Final Submission:

Final writeup/reflection: https://docs.google.com/document/d/1eisvTNrBxbRDqVz6ZJ5wX8Hn95wjbbf1io1r-DunUxw/edit

Presentation slides: https://docs.google.com/presentation/d/1lqh4Amn8RFfPyb7lkSDrqgEf4oWOeBLzQE_e6LPQIqg/edit#slide=id.p

Github repository: https://github.com/zaultavangar/DL-final-project

Check-ins:

Check-in 2:

Title: Summarizes the main idea of your project.

Probing the dynamics of word embeddings and prompt completions using time-sliced training of language models

Who: Names and logins of all your group members.

Roman Hall (rhall10), Zaul Tavangar (ztavanga), Gopal Iyer (giyer4)

Introduction: What problem are you trying to solve and why?

Broadly speaking, we are trying to map out the evolution of ideas as captured by the embeddings and prompt completions of word embedding and language models trained on time-sliced data. We believe this is a problem of interdisciplinary relevance that utilizes fairly simple ideas in machine and deep learning, making it an interesting problem to explore for this project.

If you are implementing an existing paper, describe the paper’s objectives and why you chose this paper.

We are simultaneously attempting to (a) apply existing ideas to new data, and (b) explore a novel (to our knowledge) idea on that data. The work that comes closest to (a) is Haoxiang Zhang’s master’s thesis (https://escholarship.org/uc/item/9tp9g31f). We will, however, be building and training our own embedding model, likely with a much smaller embedding space than word2vec, which is used in the thesis. The objective of this thesis is to study the time-evolution of word embeddings of particular words using embedding models that are trained on time-sliced text data. This helps identify interesting semantic correlations between related ideas and/or discover correlations between ostensibly unrelated ones. We chose this paper for inspiration due to its clarity of presentation and the simple yet powerful ideas it implements. Our complete dataset is one involving a million newspaper headlines collected over 19 years and can be found here: https://www.kaggle.com/datasets/therohk/million-headlines.

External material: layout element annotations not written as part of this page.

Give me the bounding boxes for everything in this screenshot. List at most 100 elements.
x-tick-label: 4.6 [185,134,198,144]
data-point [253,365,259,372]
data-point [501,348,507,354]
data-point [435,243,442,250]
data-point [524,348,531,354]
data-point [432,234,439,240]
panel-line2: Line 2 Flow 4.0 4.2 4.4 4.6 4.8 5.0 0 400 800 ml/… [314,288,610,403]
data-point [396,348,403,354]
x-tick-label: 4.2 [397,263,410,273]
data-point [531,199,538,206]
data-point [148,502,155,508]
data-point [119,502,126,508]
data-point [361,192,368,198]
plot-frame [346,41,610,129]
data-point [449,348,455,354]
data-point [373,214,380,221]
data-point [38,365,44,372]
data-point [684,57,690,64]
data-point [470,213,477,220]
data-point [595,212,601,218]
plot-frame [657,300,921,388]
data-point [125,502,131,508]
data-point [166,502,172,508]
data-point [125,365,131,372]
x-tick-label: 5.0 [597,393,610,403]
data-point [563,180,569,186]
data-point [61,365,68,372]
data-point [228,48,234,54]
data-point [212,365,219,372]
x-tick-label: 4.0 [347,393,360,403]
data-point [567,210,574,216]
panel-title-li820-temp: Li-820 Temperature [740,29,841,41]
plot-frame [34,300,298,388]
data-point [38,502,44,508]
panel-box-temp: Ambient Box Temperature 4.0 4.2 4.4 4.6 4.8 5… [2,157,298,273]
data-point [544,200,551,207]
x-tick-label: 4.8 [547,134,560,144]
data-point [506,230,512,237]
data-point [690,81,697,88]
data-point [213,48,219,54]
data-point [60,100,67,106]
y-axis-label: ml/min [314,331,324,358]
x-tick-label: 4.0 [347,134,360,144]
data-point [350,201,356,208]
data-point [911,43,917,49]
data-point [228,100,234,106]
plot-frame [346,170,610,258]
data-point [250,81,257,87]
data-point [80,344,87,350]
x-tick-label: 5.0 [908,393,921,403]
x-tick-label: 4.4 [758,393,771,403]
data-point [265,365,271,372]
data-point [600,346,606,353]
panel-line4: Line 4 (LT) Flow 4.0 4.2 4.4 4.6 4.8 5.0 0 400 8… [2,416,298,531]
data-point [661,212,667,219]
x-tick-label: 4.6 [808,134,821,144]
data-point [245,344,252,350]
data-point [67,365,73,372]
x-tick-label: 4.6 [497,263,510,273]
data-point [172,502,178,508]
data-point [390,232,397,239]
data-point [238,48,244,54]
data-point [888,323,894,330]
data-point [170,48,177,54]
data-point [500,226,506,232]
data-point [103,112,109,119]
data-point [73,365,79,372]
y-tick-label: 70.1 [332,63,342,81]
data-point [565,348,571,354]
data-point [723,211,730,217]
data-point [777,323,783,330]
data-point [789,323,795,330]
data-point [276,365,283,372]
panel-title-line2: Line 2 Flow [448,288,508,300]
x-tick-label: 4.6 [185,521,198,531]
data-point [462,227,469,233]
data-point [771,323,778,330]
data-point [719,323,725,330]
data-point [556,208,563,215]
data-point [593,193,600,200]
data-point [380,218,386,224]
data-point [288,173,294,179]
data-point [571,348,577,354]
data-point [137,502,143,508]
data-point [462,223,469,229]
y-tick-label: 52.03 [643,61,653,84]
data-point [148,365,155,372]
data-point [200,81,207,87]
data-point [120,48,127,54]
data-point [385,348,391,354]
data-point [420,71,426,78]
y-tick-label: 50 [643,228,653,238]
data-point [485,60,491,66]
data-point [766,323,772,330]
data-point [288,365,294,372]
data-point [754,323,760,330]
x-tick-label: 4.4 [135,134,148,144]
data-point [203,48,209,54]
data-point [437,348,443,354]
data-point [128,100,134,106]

If you are doing something new, detail how you arrived at this topic and what motivated you.

Idea (b), to our limited knowledge, is new, however, given the pace of progress in the development and application of language models, has realistically been attempted before in some way, shape, or form. During the course of our project, we will do our best to identify works in deep learning and applied literature that match our idea in order to ensure fair attribution. The idea is as follows: For a fixed embedding scheme (possibly one trained on the full, “unsliced,” dataset on which part (a) is based), we will train a fairly simple language model (for next-word prediction) with predetermined hyperparameters on each slice of the dataset. We will then take a single fixed prompt, for example, “Current public sentiment is that war is __.” For each trained instance of the language model, we will get the embedding and the token itself that has the highest probability of being the completion of the prompt for that slice of the dataset. Given a single such prompt, this analysis would shed some light on the evolution of the journalistic context surrounding a particular idea. Given two or more prompts, it has the potential to identify correlations between pairs of complementary ideas, such as (1) “Current public sentiment is that war is _,” and (2) “Consumers feel that gas prices are ____.” While it might be too ambitious to expect conclusive findings given the fact that we plan to use architecturally fairly simple models, we hope that the method itself provides a systematic approach to tackle similar problems.

What kind of problem is this? Classification? Regression? Structured prediction? Reinforcement Learning? Etc.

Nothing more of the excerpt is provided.